Talbot has brought some of the grit and veteran presence that was lost in making the forwards corp a much younger group. He adds some of what had been missing since winger Ian Laperriere was lost with a skull fracture and severe concussion.
He has also thrown in some unexpected offense, having already surpassed his entire 2010-11 goal total – nine this year in 35 games, eight in 82 contests last year. On a club that came into the season with many question marks as to where the goals would come from after trading away Jeff Carter and Mike Richards, the importance of this kind of production cannot be stressed enough.
Even though he had left, nothing could prepare supporters of the Pens for what Talbot said shortly after becoming a Flyer.

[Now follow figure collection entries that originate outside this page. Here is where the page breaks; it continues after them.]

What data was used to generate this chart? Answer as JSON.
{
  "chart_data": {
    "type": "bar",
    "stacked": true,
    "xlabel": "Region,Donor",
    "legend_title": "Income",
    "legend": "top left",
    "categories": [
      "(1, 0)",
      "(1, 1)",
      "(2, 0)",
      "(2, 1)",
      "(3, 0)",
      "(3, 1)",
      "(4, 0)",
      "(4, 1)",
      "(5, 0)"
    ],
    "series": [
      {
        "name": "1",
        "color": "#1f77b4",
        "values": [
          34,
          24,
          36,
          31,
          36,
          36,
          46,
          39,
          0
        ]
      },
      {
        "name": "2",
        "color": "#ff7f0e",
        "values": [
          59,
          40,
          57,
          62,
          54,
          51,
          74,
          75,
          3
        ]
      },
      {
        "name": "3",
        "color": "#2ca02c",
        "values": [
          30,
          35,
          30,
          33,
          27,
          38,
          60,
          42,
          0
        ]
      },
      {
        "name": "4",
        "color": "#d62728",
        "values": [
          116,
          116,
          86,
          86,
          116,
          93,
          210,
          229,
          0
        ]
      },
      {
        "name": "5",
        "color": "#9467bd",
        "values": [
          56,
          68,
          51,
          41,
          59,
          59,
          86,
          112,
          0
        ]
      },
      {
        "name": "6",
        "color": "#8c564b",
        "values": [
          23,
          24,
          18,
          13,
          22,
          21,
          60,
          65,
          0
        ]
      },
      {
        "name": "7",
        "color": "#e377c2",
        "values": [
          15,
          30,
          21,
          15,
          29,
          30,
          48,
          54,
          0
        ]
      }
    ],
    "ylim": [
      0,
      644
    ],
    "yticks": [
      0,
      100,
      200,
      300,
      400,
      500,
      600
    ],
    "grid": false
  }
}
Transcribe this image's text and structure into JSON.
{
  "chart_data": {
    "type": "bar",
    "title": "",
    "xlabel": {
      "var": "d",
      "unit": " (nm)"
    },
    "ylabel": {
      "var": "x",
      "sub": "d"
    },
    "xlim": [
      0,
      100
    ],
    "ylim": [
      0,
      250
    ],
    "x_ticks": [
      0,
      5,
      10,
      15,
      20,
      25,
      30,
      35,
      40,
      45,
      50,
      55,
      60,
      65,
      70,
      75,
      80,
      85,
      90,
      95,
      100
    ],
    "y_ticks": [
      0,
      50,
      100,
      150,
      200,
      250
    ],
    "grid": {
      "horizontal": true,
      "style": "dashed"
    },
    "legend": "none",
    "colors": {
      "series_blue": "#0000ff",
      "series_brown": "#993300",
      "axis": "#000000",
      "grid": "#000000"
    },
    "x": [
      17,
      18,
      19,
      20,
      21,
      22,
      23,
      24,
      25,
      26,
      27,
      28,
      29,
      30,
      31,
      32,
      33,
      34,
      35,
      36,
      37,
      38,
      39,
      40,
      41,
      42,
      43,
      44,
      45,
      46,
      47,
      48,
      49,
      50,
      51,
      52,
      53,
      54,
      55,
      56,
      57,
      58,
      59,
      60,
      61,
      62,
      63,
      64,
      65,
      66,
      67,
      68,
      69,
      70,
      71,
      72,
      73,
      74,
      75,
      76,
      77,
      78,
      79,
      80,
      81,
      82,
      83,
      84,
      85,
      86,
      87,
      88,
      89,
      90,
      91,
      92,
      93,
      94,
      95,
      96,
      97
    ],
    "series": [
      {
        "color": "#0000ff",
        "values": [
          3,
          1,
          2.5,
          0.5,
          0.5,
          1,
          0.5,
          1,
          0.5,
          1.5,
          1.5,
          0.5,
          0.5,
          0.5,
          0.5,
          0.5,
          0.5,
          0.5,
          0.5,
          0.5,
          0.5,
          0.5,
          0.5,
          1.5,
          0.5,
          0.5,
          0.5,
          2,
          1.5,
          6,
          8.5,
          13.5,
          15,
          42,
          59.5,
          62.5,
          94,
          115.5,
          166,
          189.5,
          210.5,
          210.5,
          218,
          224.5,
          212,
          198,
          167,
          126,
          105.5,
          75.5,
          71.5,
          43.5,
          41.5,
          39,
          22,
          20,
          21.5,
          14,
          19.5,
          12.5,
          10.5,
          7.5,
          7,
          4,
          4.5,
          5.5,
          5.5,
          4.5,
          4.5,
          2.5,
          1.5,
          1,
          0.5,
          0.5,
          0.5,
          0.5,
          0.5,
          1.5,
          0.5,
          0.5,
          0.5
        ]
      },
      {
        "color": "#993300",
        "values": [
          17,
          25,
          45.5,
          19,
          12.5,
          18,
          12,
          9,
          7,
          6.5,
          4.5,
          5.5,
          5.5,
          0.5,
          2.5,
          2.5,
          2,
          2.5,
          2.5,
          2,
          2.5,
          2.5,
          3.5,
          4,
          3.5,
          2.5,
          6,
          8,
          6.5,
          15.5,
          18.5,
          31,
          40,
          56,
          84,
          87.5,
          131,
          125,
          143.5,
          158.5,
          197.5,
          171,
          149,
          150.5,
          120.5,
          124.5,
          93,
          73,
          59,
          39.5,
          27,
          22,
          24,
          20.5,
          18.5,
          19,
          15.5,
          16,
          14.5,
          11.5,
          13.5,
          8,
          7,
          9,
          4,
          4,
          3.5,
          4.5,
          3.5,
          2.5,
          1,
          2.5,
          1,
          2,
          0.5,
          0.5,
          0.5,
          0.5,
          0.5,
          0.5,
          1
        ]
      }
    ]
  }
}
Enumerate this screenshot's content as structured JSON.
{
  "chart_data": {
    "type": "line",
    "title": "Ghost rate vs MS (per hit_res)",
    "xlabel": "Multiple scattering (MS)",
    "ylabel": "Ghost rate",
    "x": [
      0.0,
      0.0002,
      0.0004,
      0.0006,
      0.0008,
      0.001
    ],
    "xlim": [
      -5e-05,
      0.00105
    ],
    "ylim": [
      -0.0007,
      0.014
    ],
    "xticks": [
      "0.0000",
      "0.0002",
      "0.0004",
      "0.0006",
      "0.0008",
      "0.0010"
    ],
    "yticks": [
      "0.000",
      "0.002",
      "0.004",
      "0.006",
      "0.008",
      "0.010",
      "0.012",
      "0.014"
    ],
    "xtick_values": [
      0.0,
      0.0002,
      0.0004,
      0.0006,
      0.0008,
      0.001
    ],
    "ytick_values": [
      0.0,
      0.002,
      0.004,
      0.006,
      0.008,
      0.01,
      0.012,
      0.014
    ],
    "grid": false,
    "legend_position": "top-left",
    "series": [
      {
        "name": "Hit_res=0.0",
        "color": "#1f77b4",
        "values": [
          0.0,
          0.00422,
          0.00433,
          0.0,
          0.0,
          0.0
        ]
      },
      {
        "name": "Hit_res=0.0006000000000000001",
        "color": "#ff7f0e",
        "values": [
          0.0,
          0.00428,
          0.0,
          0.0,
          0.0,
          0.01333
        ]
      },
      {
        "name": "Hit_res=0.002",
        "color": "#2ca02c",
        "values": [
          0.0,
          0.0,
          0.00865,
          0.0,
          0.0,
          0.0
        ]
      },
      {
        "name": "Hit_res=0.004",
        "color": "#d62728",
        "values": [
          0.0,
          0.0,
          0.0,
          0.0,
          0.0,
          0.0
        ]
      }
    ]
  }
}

“It’s nice to be on the right side this time,” Talbot said via Flyers On The Fly on the club’s official site, regarding the ongoing bitter rivalry in the affectionately monikered ”Keystone Klash”. That’s right, apparently he now bleeds Orange-and-Black, also.
And don’t think for a second that the CONSOL Energy crowd will forget that, either.
Some have said the reason Pittsburgh is spelled with an “h” at the end is because it stands for ”home”. For Jagr and Talbot, two players who called Pittsburgh their home for so long, we shall see if that, indeed, holds true tonight.